Leitsatz (amtlich)
Das Urteil eines Sozialgerichts betrifft nicht die Neufeststellung der Versorgungsbezüge wegen Änderung der Verhältnisse (SGG § 148 Nr 3), wenn es über einen Anspruch auf Gewährung der Pflegezulage (BVG § 35) entscheidet und dem mit der Klage angefochtenen Bescheid ein anderer Bescheid, durch den über die Gewährung einer Pflegezulage erkennbar entschieden worden war, nicht vorausgegangen ist.
Normenkette
SGG § 148 Nr. 3 Fassung: 1953-09-03; BVG § 35 Fassung: 1956-06-06
Tenor
Das Urteil des Hessischen Landessozialgerichts vom 7. Oktober 1955 wird aufgehoben und die Sache zur erneuten Verhandlung und Entscheidung an dieses Gericht zurückverwiesen.
Von Rechts wegen.
Gründe
Die Landesversicherungsanstalt (LVA.) Hessen, KB-Abteilung Marburg, gewährte dem Kläger im Umanerkennungsbescheid vom 6. April 1951 auf Grund des Bundesversorgungsgesetzes (BVG) wegen Bechterew'scher Erkrankung mit rheumatischem Herzmuskelschaden Beschädigtenrente nach einer Minderung der Erwerbsfähigkeit (MdE.) um 90 v. H. ab 1. Oktober 1950. Mit Schreiben vom 16. März 1952 beantragte der Kläger, ihm die Beschädigtenrente eines Erwerbsunfähigen und eine Pflegezulage zu gewähren. In dem Neufeststellungsbescheid vom 20. Mai 1952, der auf § 62 Abs. 1 BVG gestützt wurde, gewährte das Versorgungsamt (VersorgA.) die begehrte Rente ab 1. März 1952, lehnte aber die Gewährung einer Pflegezulage ab, da der Kläger nach dem Ergebnis der versorgungsärztlichen Untersuchung nicht hilflos sei (§ 35 BVG). In dem anschließenden Rechtsstreit wegen Gewährung der Pflegezulage wies das Sozialgericht (SG.) Marburg mit Urteil vom 22. April 1954 die Klage ab, da Hilflosigkeit nicht vorliege. Das Hessische Landessozialgericht (LSG.) verwarf durch Urteil vom 7. Oktober 1955 ohne Sachprüfung die Berufung des Klägers als unzulässig, weil das Urteil des SG. über eine Neufeststellung der Versorgungsbezüge wegen Änderung der Verhältnisse entschieden habe und die Berufung gegen ein solches Urteil gemäß § 148 Nr. 3 Sozialgerichtsgesetz (SGG) ausgeschlossen sei. Um eine "Neufeststellung" im Sinne dieser Vorschrift handele es sich hier, weil die Pflegezulage ein Teil der Versorgungsbezüge des Klägers sei, die erstmals schon durch den Bescheid vom 6. April 1951 festgestellt worden seien; die Pflegezulage könne nur wegen wesentlicher Änderung der Verhältnisse nach § 62 BVG gewährt werden.

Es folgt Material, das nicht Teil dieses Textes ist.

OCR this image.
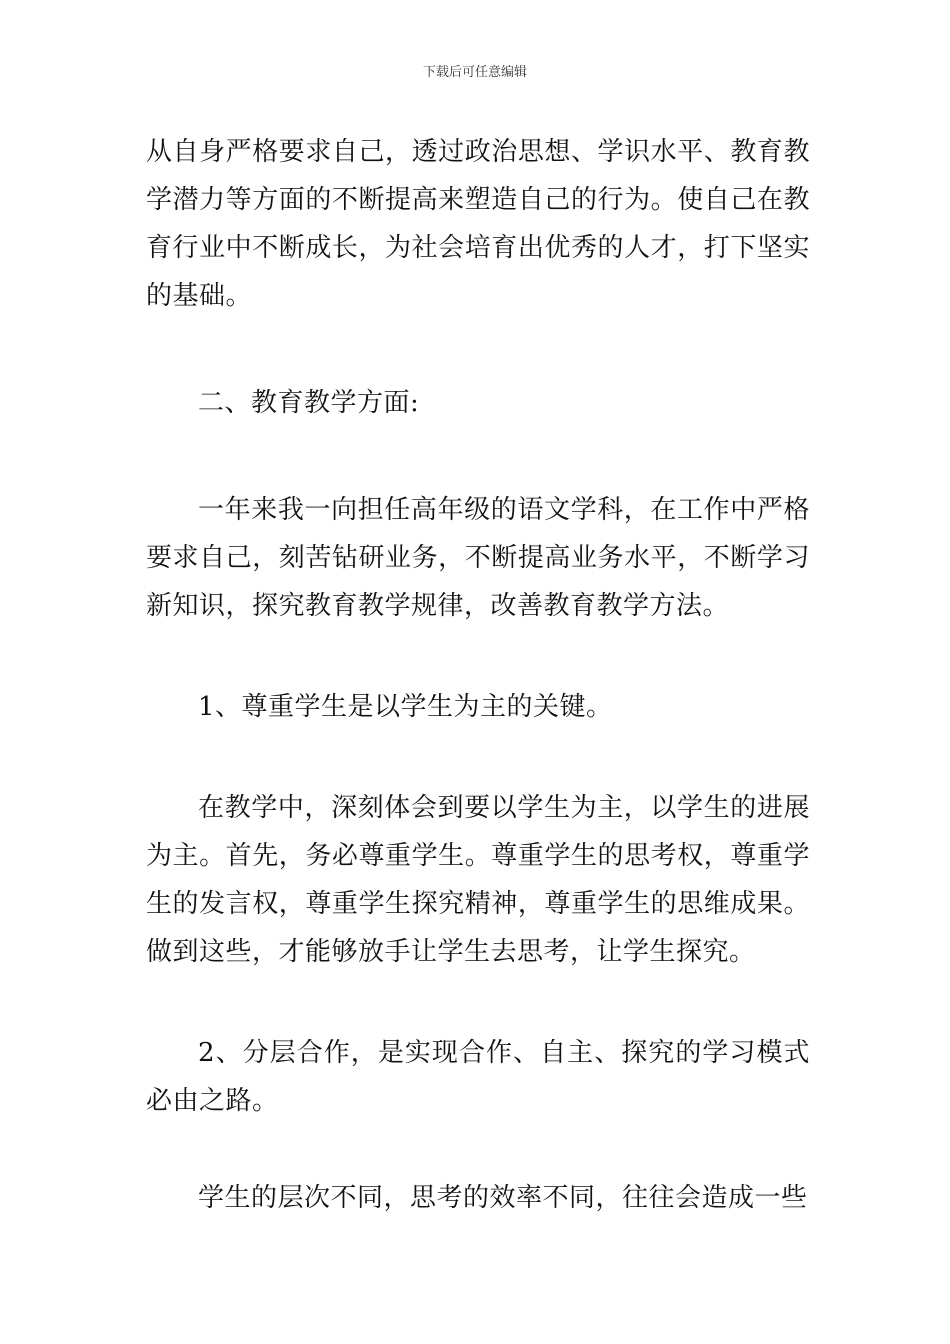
下载后可任意编辑

从自身严格要求自己，透过政治思想、学识水平、教育教学潜力等方面的不断提高来塑造自己的行为。使自己在教育行业中不断成长，为社会培育出优秀的人才，打下坚实的基础。

二、教育教学方面:

一年来我一向担任高年级的语文学科，在工作中严格要求自己，刻苦钻研业务，不断提高业务水平，不断学习新知识，探究教育教学规律，改善教育教学方法。

1、尊重学生是以学生为主的关键。

在教学中，深刻体会到要以学生为主，以学生的进展为主。首先，务必尊重学生。尊重学生的思考权，尊重学生的发言权，尊重学生探究精神，尊重学生的思维成果。做到这些，才能够放手让学生去思考，让学生探究。

2、分层合作，是实现合作、自主、探究的学习模式必由之路。

学生的层次不同，思考的效率不同，往往会造成一些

Der Kläger hat gegen das ihm am 1. November 1955 zugestellte Urteil des LSG. am 24. November 1955 Revision eingelegt und beantragt, das Urteil des Hessischen LSG. vom 7. Oktober 1955 und das Urteil des SG. Marburg vom 22. April 1954 aufzuheben und unter Abänderung des Bescheids vom 20. Mai 1952 ihm ab 1. März 1952 Pflegezulage zuzusprechen. Hilfsweise hat er beantragt, die Sache zur erneuten Verhandlung und Entscheidung an das LSG. zurückzuverweisen.

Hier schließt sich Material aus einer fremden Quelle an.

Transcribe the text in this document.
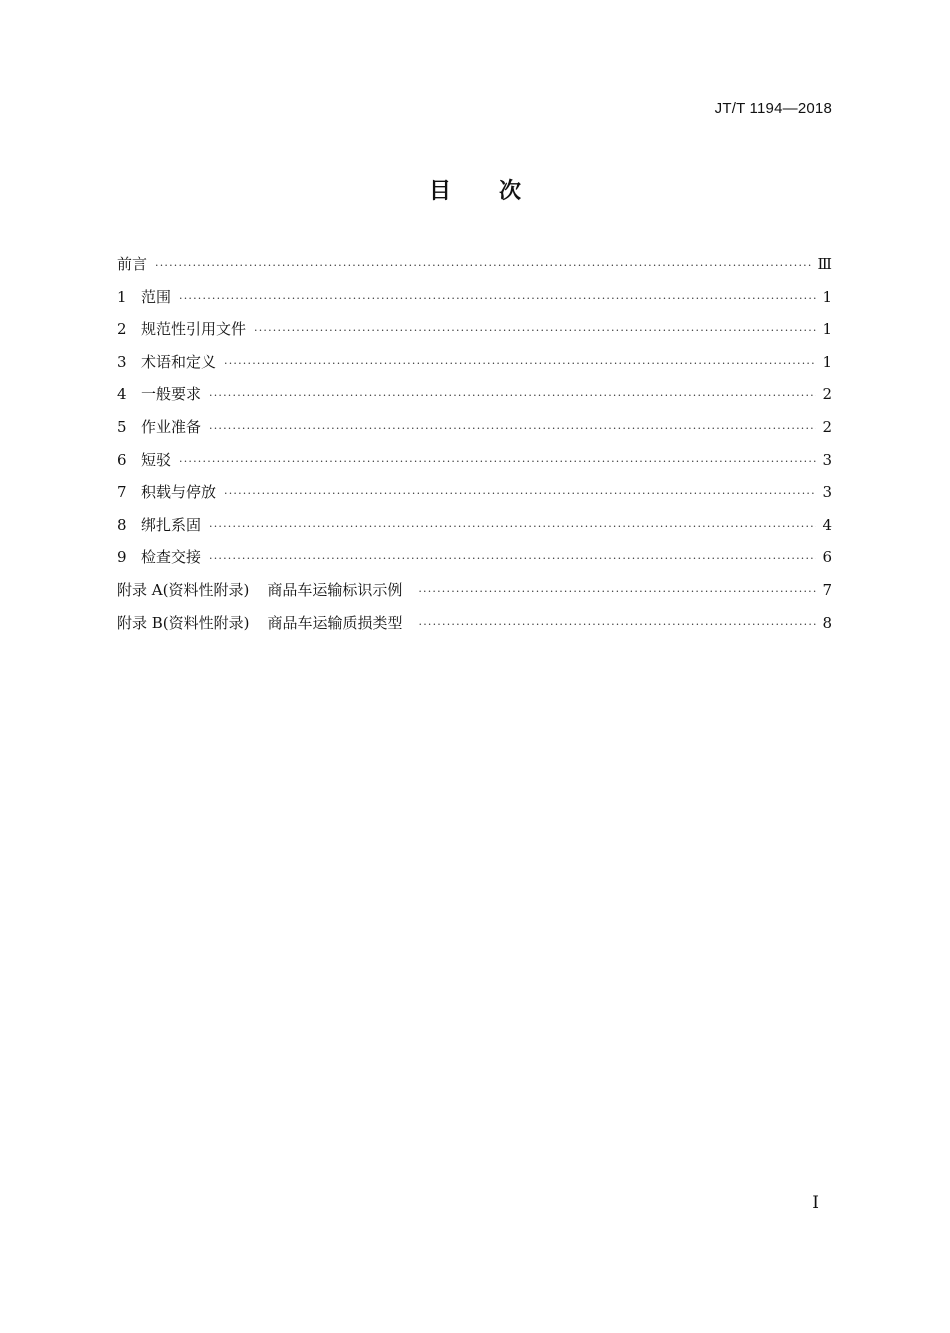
JT/T 1194—2018
目 次
前言 ·····	Ⅲ
1 范围 ·····	1
2 规范性引用文件 ·····	1
3 术语和定义 ·····	1
4 一般要求 ·····	2
5 作业准备 ·····	2
6 短驳 ·····	3
7 积载与停放 ·····	3
8 绑扎系固 ·····	4
9 检查交接 ·····	6
附录 A(资料性附录) 商品车运输标识示例 ·····	7
附录 B(资料性附录) 商品车运输质损类型 ·····	8
I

Der Kläger rügt, daß das Verfahren des LSG. an einem wesentlichen Mangel leide. Das LSG. hätte eine Sachentscheidung treffen müssen. statt die Berufung als unzulässig zu verwerfen, da § 148 Nr. 3 SGG auf den vorliegenden Fall nicht anwendbar sei. Die Ablehnung einer erstmals geltend gemachten Pflegezulage sei keine Neufeststellung der Versorgungsbezüge wegen wesentlicher Änderung der Verhältnisse.
Der Beklagte hat beantragt, die Revision als unzulässig zu verwerfen, weil ein wesentlicher Verfahrensmangel nicht vorliege.
Die Revision ist form- und fristgerecht eingelegt und begründet worden. Sie ist auch statthaft, da der nach § 162 Abs. 1 Nr. 2 SGG gerügte wesentliche Mangel des Verfahrens vorliegt, und mithin zulässig.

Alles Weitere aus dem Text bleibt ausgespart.